HTML5 ports of the game appeared on CrazyGames, Poki, and other modern game portals. A mobile app was created. The franchise stopped expanding but didn't disappear — it just moved into archive mode.

2023 onward: Academic and historical recognition

In 2023, researchers from Aarhus University writing for the Proceedings of the ACM on Human-Computer Interaction described the Scary Maze Game as one of the most basic and influential examples of jumpscare games, foundational to a genre that includes Five Nights at Freddy's and dozens of imitators.

In 2025, Dayten Rose of Rock Paper Shotgun wrote that the game's impact had been "unsung" but that it had "pioneered horror in the internet age." That framing — the Scary Maze Game as a foundational text of internet-era horror gaming — has become the standard retrospective view.

Where it stands now

The Scary Maze Game today is a piece of internet history.
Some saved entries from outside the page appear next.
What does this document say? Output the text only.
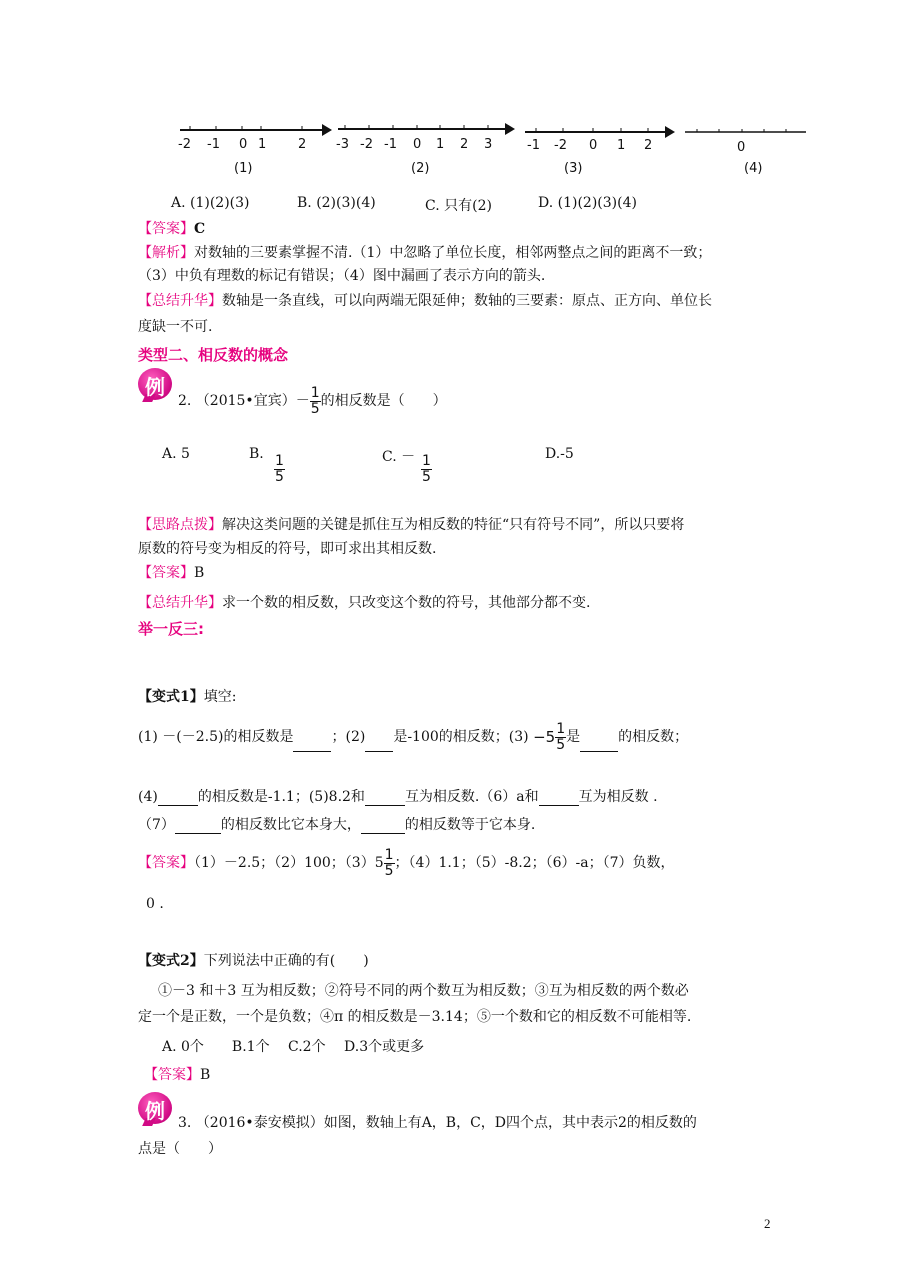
-2 -1 0 1 2
(1)
-3 -2 -1 0 1 2 3
(2)
-1 -2 0 1 2
(3)
0
(4)
A. (1)(2)(3)	B. (2)(3)(4)	C. 只有(2)	D. (1)(2)(3)(4)
【答案】C
【解析】对数轴的三要素掌握不清.（1）中忽略了单位长度，相邻两整点之间的距离不一致；
（3）中负有理数的标记有错误；（4）图中漏画了表示方向的箭头.
【总结升华】数轴是一条直线，可以向两端无限延伸；数轴的三要素：原点、正方向、单位长
度缺一不可.
类型二、相反数的概念
例
2. （2015•宜宾）－ $\frac{1}{5}$ 的相反数是（　　）
A. 5	B. $\frac{1}{5}$	C. － $\frac{1}{5}$	D.-5
【思路点拨】解决这类问题的关键是抓住互为相反数的特征“只有符号不同”，所以只要将
原数的符号变为相反的符号，即可求出其相反数.
【答案】B
【总结升华】求一个数的相反数，只改变这个数的符号，其他部分都不变.
举一反三:
【变式1】填空:
(1) －(－2.5)的相反数是	；(2) 是-100的相反数；$(3) -5 \frac{1}{5}$ 是	的相反数；
(4)	的相反数是-1.1；(5)8.2和	互为相反数.（6）a和	互为相反数 .
（7）	的相反数比它本身大，	的相反数等于它本身.
【答案】（1）－2.5；（2）100；$(3)5 \frac{1}{5}$ ；（4）1.1；（5）-8.2；（6）-a；（7）负数，
0 .
【变式2】下列说法中正确的有(　　)
①－3 和＋3 互为相反数；②符号不同的两个数互为相反数；③互为相反数的两个数必
定一个是正数，一个是负数；④π 的相反数是－3.14；⑤一个数和它的相反数不可能相等.
A. 0个　　B.1个　 C.2个　 D.3个或更多
【答案】B
例 3. （2016•泰安模拟）如图，数轴上有A，B，C，D四个点，其中表示2的相反数的
点是（　　）
2
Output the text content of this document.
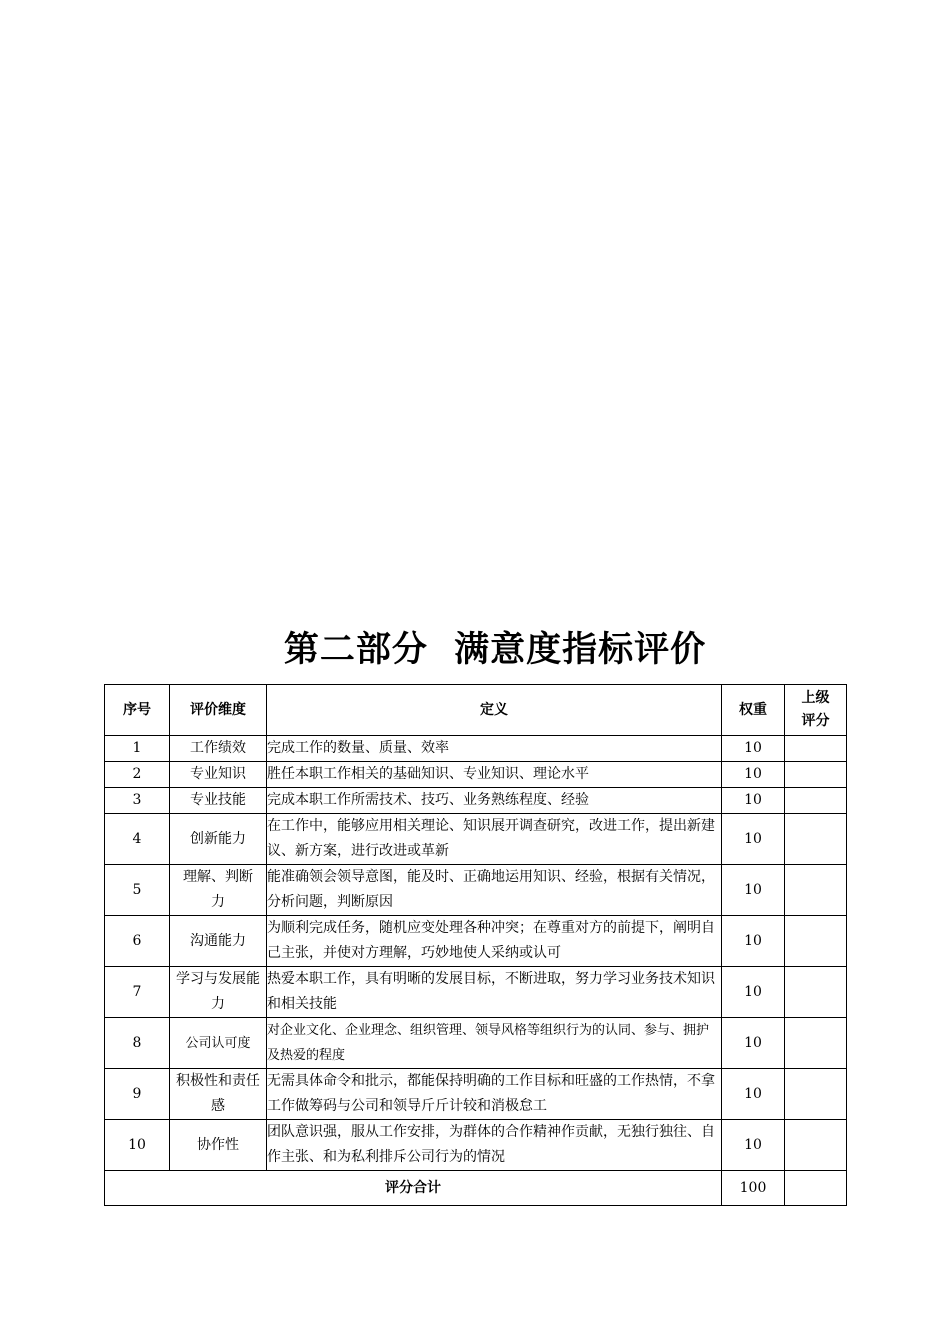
第二部分  满意度指标评价
序号	评价维度	定义	权重	上级评分
1	工作绩效	完成工作的数量、质量、效率	10	
2	专业知识	胜任本职工作相关的基础知识、专业知识、理论水平	10	
3	专业技能	完成本职工作所需技术、技巧、业务熟练程度、经验	10	
4	创新能力	在工作中，能够应用相关理论、知识展开调查研究，改进工作，提出新建议、新方案，进行改进或革新	10	
5	理解、判断力	能准确领会领导意图，能及时、正确地运用知识、经验，根据有关情况，分析问题，判断原因	10	
6	沟通能力	为顺利完成任务，随机应变处理各种冲突；在尊重对方的前提下，阐明自己主张，并使对方理解，巧妙地使人采纳或认可	10	
7	学习与发展能力	热爱本职工作，具有明晰的发展目标，不断进取，努力学习业务技术知识和相关技能	10	
8	公司认可度	对企业文化、企业理念、组织管理、领导风格等组织行为的认同、参与、拥护及热爱的程度	10	
9	积极性和责任感	无需具体命令和批示，都能保持明确的工作目标和旺盛的工作热情，不拿工作做筹码与公司和领导斤斤计较和消极怠工	10	
10	协作性	团队意识强，服从工作安排，为群体的合作精神作贡献，无独行独往、自作主张、和为私利排斥公司行为的情况	10	
评分合计			100	
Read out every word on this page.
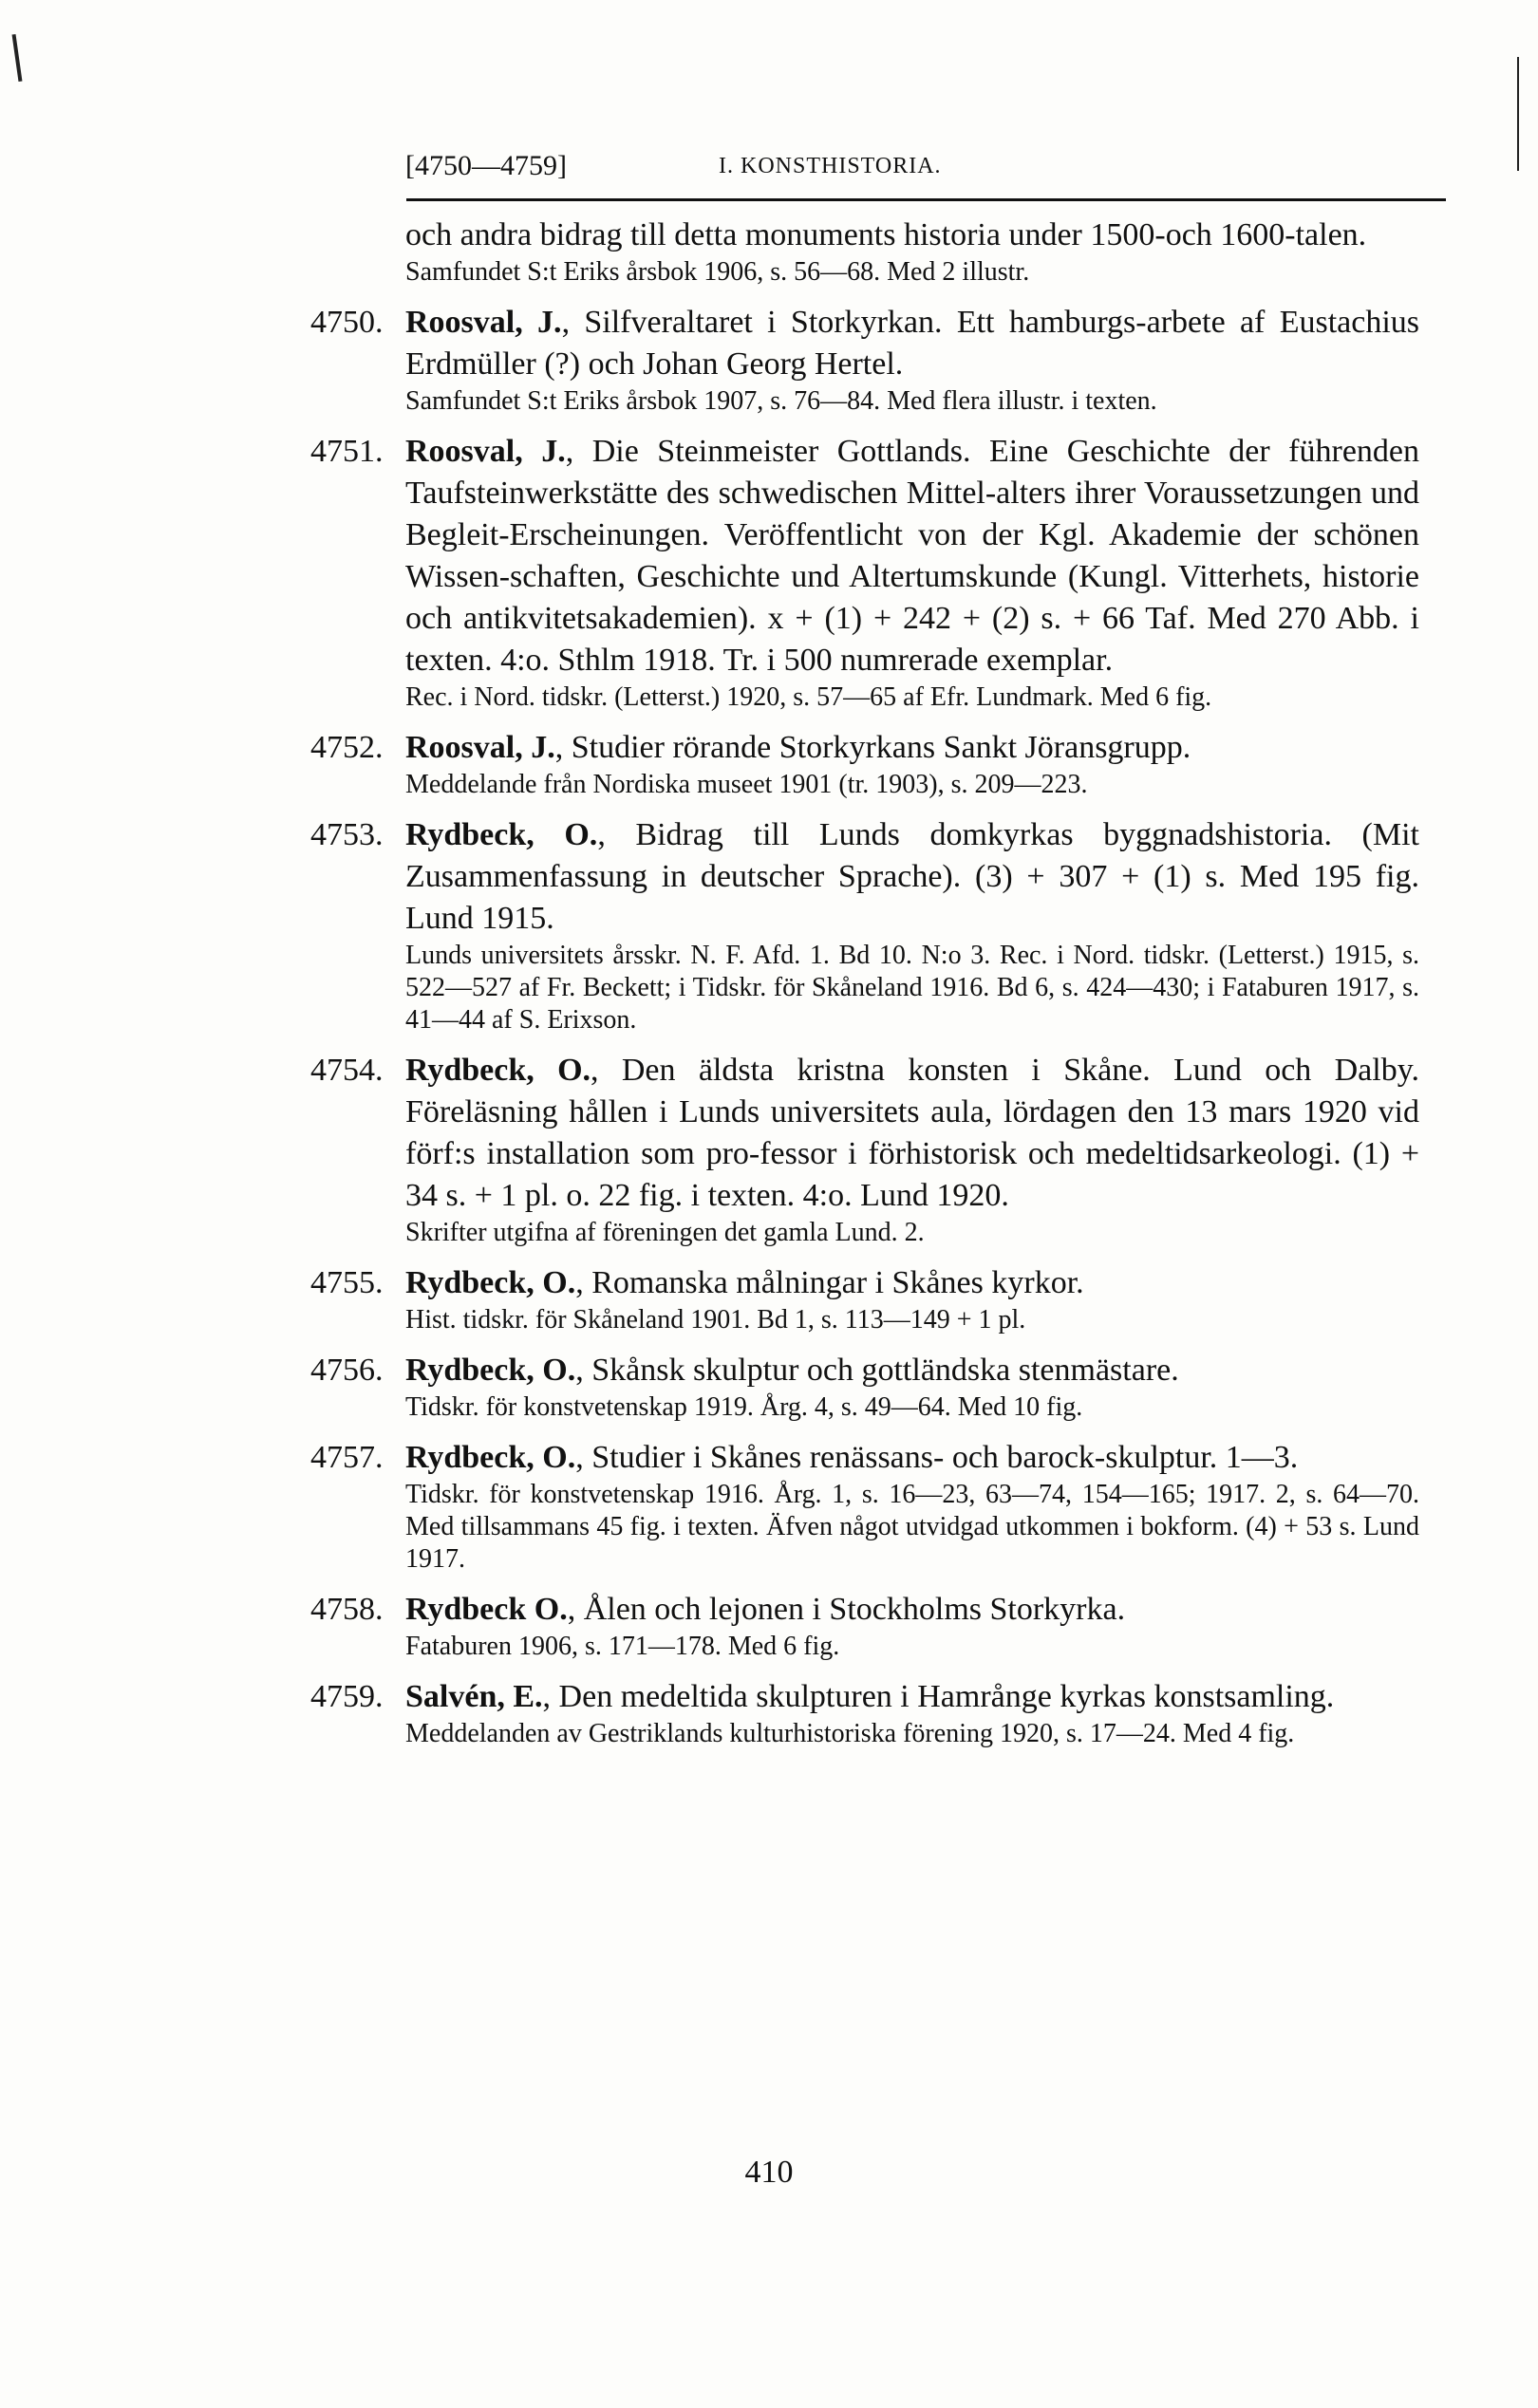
[4750—4759]	I. KONSTHISTORIA.
och andra bidrag till detta monuments historia under 1500-och 1600-talen.
Samfundet S:t Eriks årsbok 1906, s. 56—68. Med 2 illustr.
4750. Roosval, J., Silfveraltaret i Storkyrkan. Ett hamburgs-arbete af Eustachius Erdmüller (?) och Johan Georg Hertel.
Samfundet S:t Eriks årsbok 1907, s. 76—84. Med flera illustr. i texten.
4751. Roosval, J., Die Steinmeister Gottlands. Eine Geschichte der führenden Taufsteinwerkstätte des schwedischen Mittel-alters ihrer Voraussetzungen und Begleit-Erscheinungen. Veröffentlicht von der Kgl. Akademie der schönen Wissen-schaften, Geschichte und Altertumskunde (Kungl. Vitterhets, historie och antikvitetsakademien). x + (1) + 242 + (2) s. + 66 Taf. Med 270 Abb. i texten. 4:o. Sthlm 1918. Tr. i 500 numrerade exemplar.
Rec. i Nord. tidskr. (Letterst.) 1920, s. 57—65 af Efr. Lundmark. Med 6 fig.
4752. Roosval, J., Studier rörande Storkyrkans Sankt Jöransgrupp.
Meddelande från Nordiska museet 1901 (tr. 1903), s. 209—223.
4753. Rydbeck, O., Bidrag till Lunds domkyrkas byggnadshistoria. (Mit Zusammenfassung in deutscher Sprache). (3) + 307 + (1) s. Med 195 fig. Lund 1915.
Lunds universitets årsskr. N. F. Afd. 1. Bd 10. N:o 3. Rec. i Nord. tidskr. (Letterst.) 1915, s. 522—527 af Fr. Beckett; i Tidskr. för Skåneland 1916. Bd 6, s. 424—430; i Fataburen 1917, s. 41—44 af S. Erixson.
4754. Rydbeck, O., Den äldsta kristna konsten i Skåne. Lund och Dalby. Föreläsning hållen i Lunds universitets aula, lördagen den 13 mars 1920 vid förf:s installation som pro-fessor i förhistorisk och medeltidsarkeologi. (1) + 34 s. + 1 pl. o. 22 fig. i texten. 4:o. Lund 1920.
Skrifter utgifna af föreningen det gamla Lund. 2.
4755. Rydbeck, O., Romanska målningar i Skånes kyrkor.
Hist. tidskr. för Skåneland 1901. Bd 1, s. 113—149 + 1 pl.
4756. Rydbeck, O., Skånsk skulptur och gottländska stenmästare.
Tidskr. för konstvetenskap 1919. Årg. 4, s. 49—64. Med 10 fig.
4757. Rydbeck, O., Studier i Skånes renässans- och barock-skulptur. 1—3.
Tidskr. för konstvetenskap 1916. Årg. 1, s. 16—23, 63—74, 154—165; 1917. 2, s. 64—70. Med tillsammans 45 fig. i texten. Äfven något utvidgad utkommen i bokform. (4) + 53 s. Lund 1917.
4758. Rydbeck O., Ålen och lejonen i Stockholms Storkyrka.
Fataburen 1906, s. 171—178. Med 6 fig.
4759. Salvén, E., Den medeltida skulpturen i Hamrånge kyrkas konstsamling.
Meddelanden av Gestriklands kulturhistoriska förening 1920, s. 17—24. Med 4 fig.
410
The original is preserved and playable. Sequels exist as archived files. The reaction videos still circulate. The SNL sketch is still on YouTube. The Wikipedia entry is comprehensive. Know Your Meme has it documented. Multiple academic papers cite it.

What it doesn't have anymore is mass cultural relevance. It's a thing people remember from when they were younger, not a thing kids are getting pranked by today. That's normal — viral phenomena have shelf lives, and twenty years is a long shelf. The job of an archive site is to make sure that when someone wants to remember, the information is there.